The delivery point digits are almost never printed on mail in human-readable form; instead they are encoded in the POSTNET delivery point barcode (DPBC) or as part of the newer Intelligent Mail Barcode (IMb). The DPBC makes automated mail sorting possible, including ordering the mail according to how the carrier delivers it (walk sequence).

The two-digit delivery point number is combined with an additional check digit in the DPBC. This digit is used by barcode sorters (BCS) to check if the ZIP, ZIP+4, or delivery point ZIP codes contain an error. In a database, storing the ZIP+4 code in a 10 character field (with the hyphen) allows easy output in the address block, and storing the check digit in a 3-digit field (instead of calculating it) allows automatic checking of the validity of the ZIP+4 and delivery point fields in case one had been changed independently. In order to receive the appropriate barcode discount, the delivery point digits and the +4 extension must be verified using an up-to-date, CASS or Delivery Point Validation (DPV) certified program.

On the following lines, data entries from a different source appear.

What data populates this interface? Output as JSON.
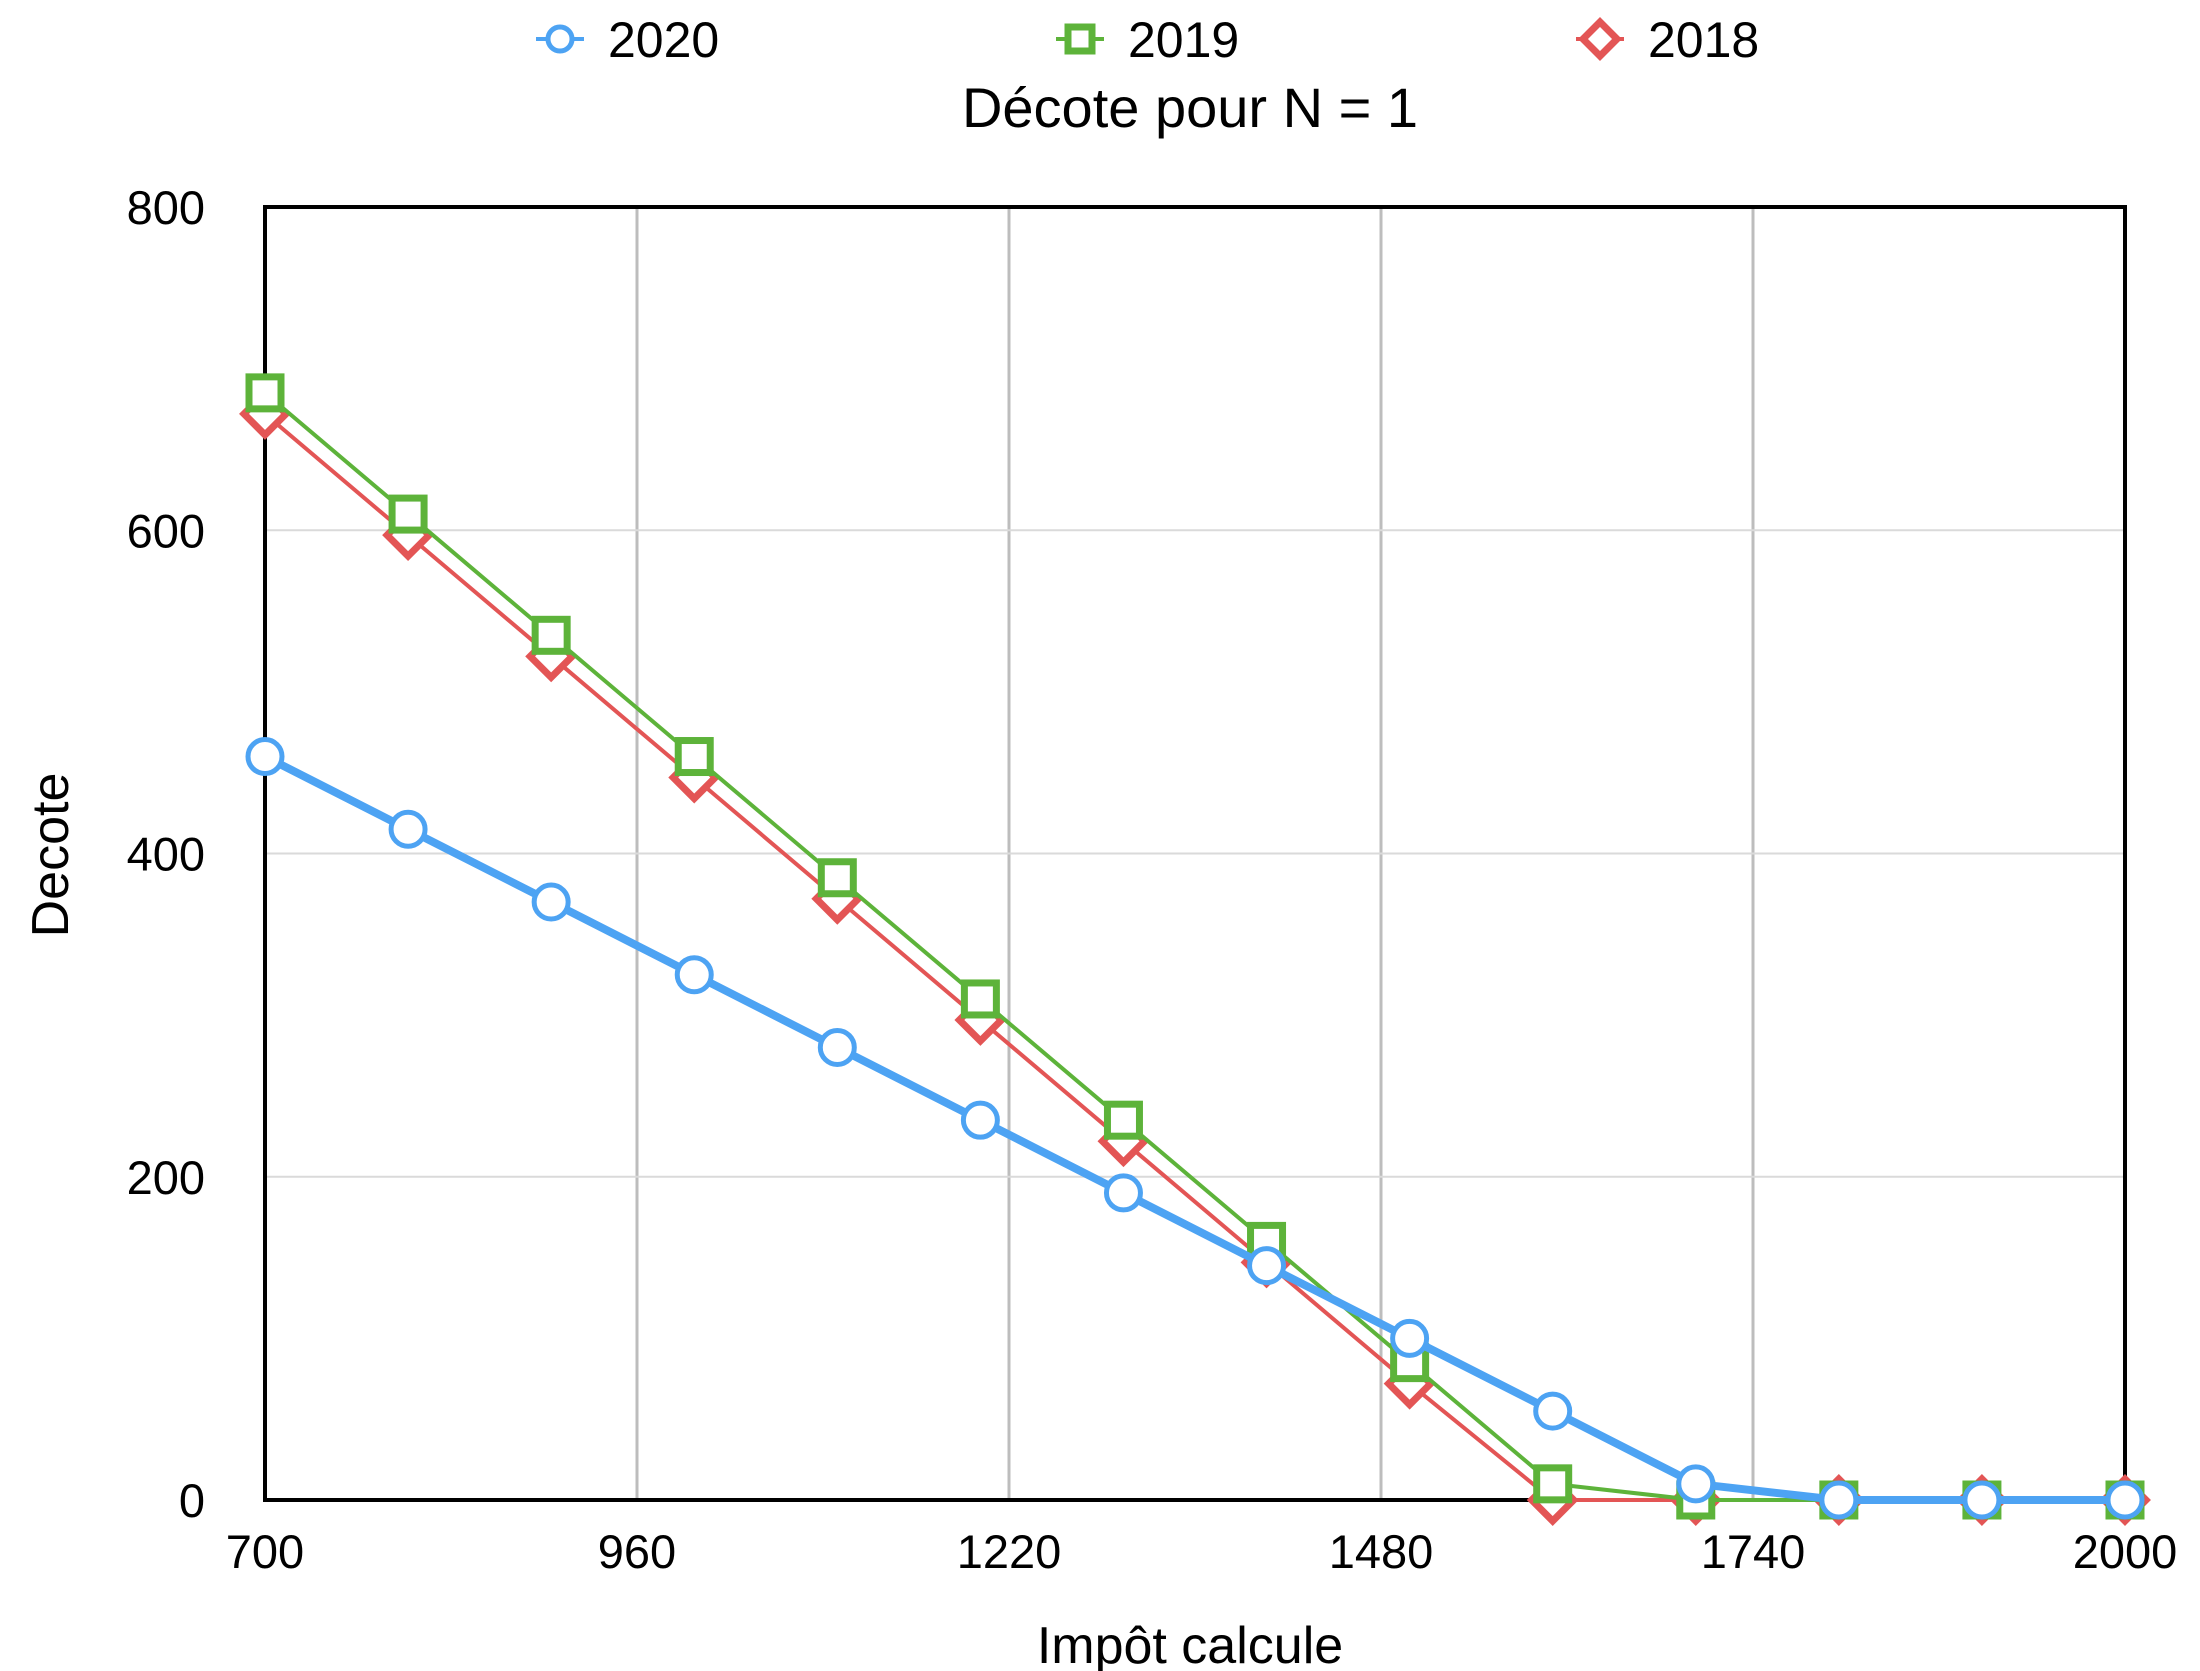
{
  "chart_data": {
    "type": "line",
    "title": "Décote pour N = 1",
    "xlabel": "Impôt calcule",
    "ylabel": "Decote",
    "xlim": [
      700,
      2000
    ],
    "ylim": [
      0,
      800
    ],
    "xticks": [
      700,
      960,
      1220,
      1480,
      1740,
      2000
    ],
    "yticks": [
      0,
      200,
      400,
      600,
      800
    ],
    "xtick_labels": [
      "700",
      "960",
      "1220",
      "1480",
      "1740",
      "2000"
    ],
    "ytick_labels": [
      "0",
      "200",
      "400",
      "600",
      "800"
    ],
    "grid": {
      "vertical": true,
      "horizontal": true
    },
    "legend_position": "top",
    "x": [
      700,
      800,
      900,
      1000,
      1100,
      1200,
      1300,
      1400,
      1500,
      1600,
      1700,
      1800,
      1900,
      2000
    ],
    "series": [
      {
        "name": "2020",
        "color": "#4da3f3",
        "marker": "circle",
        "values": [
          460,
          415,
          370,
          325,
          280,
          235,
          190,
          145,
          100,
          55,
          10,
          0,
          0,
          0
        ]
      },
      {
        "name": "2019",
        "color": "#5db33a",
        "marker": "square",
        "values": [
          685,
          610,
          535,
          460,
          385,
          310,
          235,
          160,
          85,
          10,
          0,
          0,
          0,
          0
        ]
      },
      {
        "name": "2018",
        "color": "#e35555",
        "marker": "diamond",
        "values": [
          672,
          597,
          522,
          447,
          372,
          297,
          222,
          147,
          72,
          0,
          0,
          0,
          0,
          0
        ]
      }
    ]
  }
}
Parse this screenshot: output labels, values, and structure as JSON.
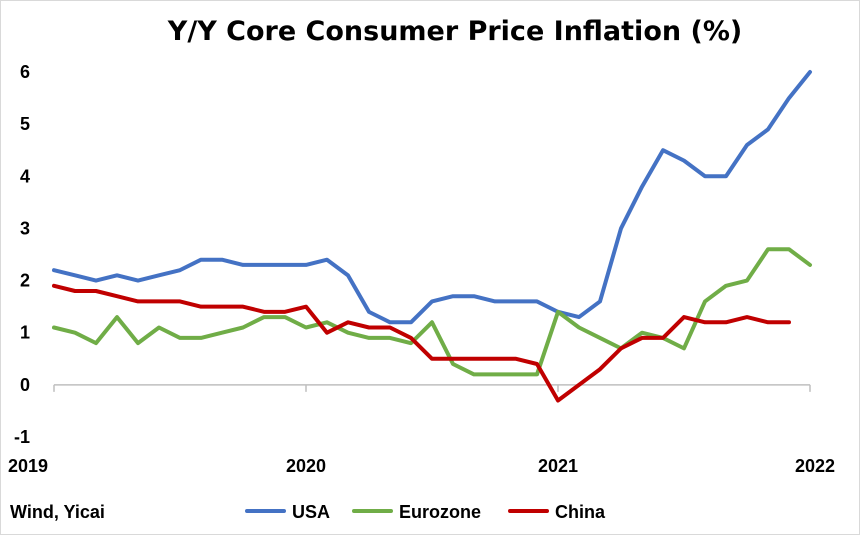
{
  "chart_data": {
    "type": "line",
    "title": "Y/Y Core Consumer Price Inflation (%)",
    "source": "Wind, Yicai",
    "ylim": [
      -1,
      6
    ],
    "yticks": [
      "-1",
      "0",
      "1",
      "2",
      "3",
      "4",
      "5",
      "6"
    ],
    "xlim": [
      2019,
      2022
    ],
    "xticks": [
      "2019",
      "2020",
      "2021",
      "2022"
    ],
    "grid": false,
    "legend_position": "bottom",
    "colors": {
      "USA": "#4472C4",
      "Eurozone": "#70AD47",
      "China": "#C00000"
    },
    "series": [
      {
        "name": "USA",
        "color": "#4472C4",
        "values": [
          2.2,
          2.1,
          2.0,
          2.1,
          2.0,
          2.1,
          2.2,
          2.4,
          2.4,
          2.3,
          2.3,
          2.3,
          2.3,
          2.4,
          2.1,
          1.4,
          1.2,
          1.2,
          1.6,
          1.7,
          1.7,
          1.6,
          1.6,
          1.6,
          1.4,
          1.3,
          1.6,
          3.0,
          3.8,
          4.5,
          4.3,
          4.0,
          4.0,
          4.6,
          4.9,
          5.5,
          6.0
        ]
      },
      {
        "name": "Eurozone",
        "color": "#70AD47",
        "values": [
          1.1,
          1.0,
          0.8,
          1.3,
          0.8,
          1.1,
          0.9,
          0.9,
          1.0,
          1.1,
          1.3,
          1.3,
          1.1,
          1.2,
          1.0,
          0.9,
          0.9,
          0.8,
          1.2,
          0.4,
          0.2,
          0.2,
          0.2,
          0.2,
          1.4,
          1.1,
          0.9,
          0.7,
          1.0,
          0.9,
          0.7,
          1.6,
          1.9,
          2.0,
          2.6,
          2.6,
          2.3
        ]
      },
      {
        "name": "China",
        "color": "#C00000",
        "values": [
          1.9,
          1.8,
          1.8,
          1.7,
          1.6,
          1.6,
          1.6,
          1.5,
          1.5,
          1.5,
          1.4,
          1.4,
          1.5,
          1.0,
          1.2,
          1.1,
          1.1,
          0.9,
          0.5,
          0.5,
          0.5,
          0.5,
          0.5,
          0.4,
          -0.3,
          0.0,
          0.3,
          0.7,
          0.9,
          0.9,
          1.3,
          1.2,
          1.2,
          1.3,
          1.2,
          1.2,
          null
        ]
      }
    ]
  }
}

Since each city block or section of a rural route has a different +4 extension, and address numbers generally increase by 100 per block, the delivery point is typically the last two digits of the address. In the early days of DPBC, it was acceptable to determine the delivery point in this fashion, but since suite and other secondary designations are assigned unique delivery points which cannot be determined without the CASS/DPV database, this is no longer possible. The delivery point is usually redundant for post office boxes, since they are typically assigned their own ZIP+4 code, but must nonetheless be assigned a complete DPBC for full postal discounts. The full rules for identifying the delivery point for a given address are specified in the USPS CASS Technical Guide.

==United Kingdom==

In the United Kingdom the delivery point index is known as the Postcode Address File (PAF). It is owned and made available by Royal Mail.

==New Zealand Post==
New Zealand Post maintains an index of delivery points known as the National Postal Address Database (NPAD).

==Australia Post==
In Australia the PAF is maintained by Australia Post.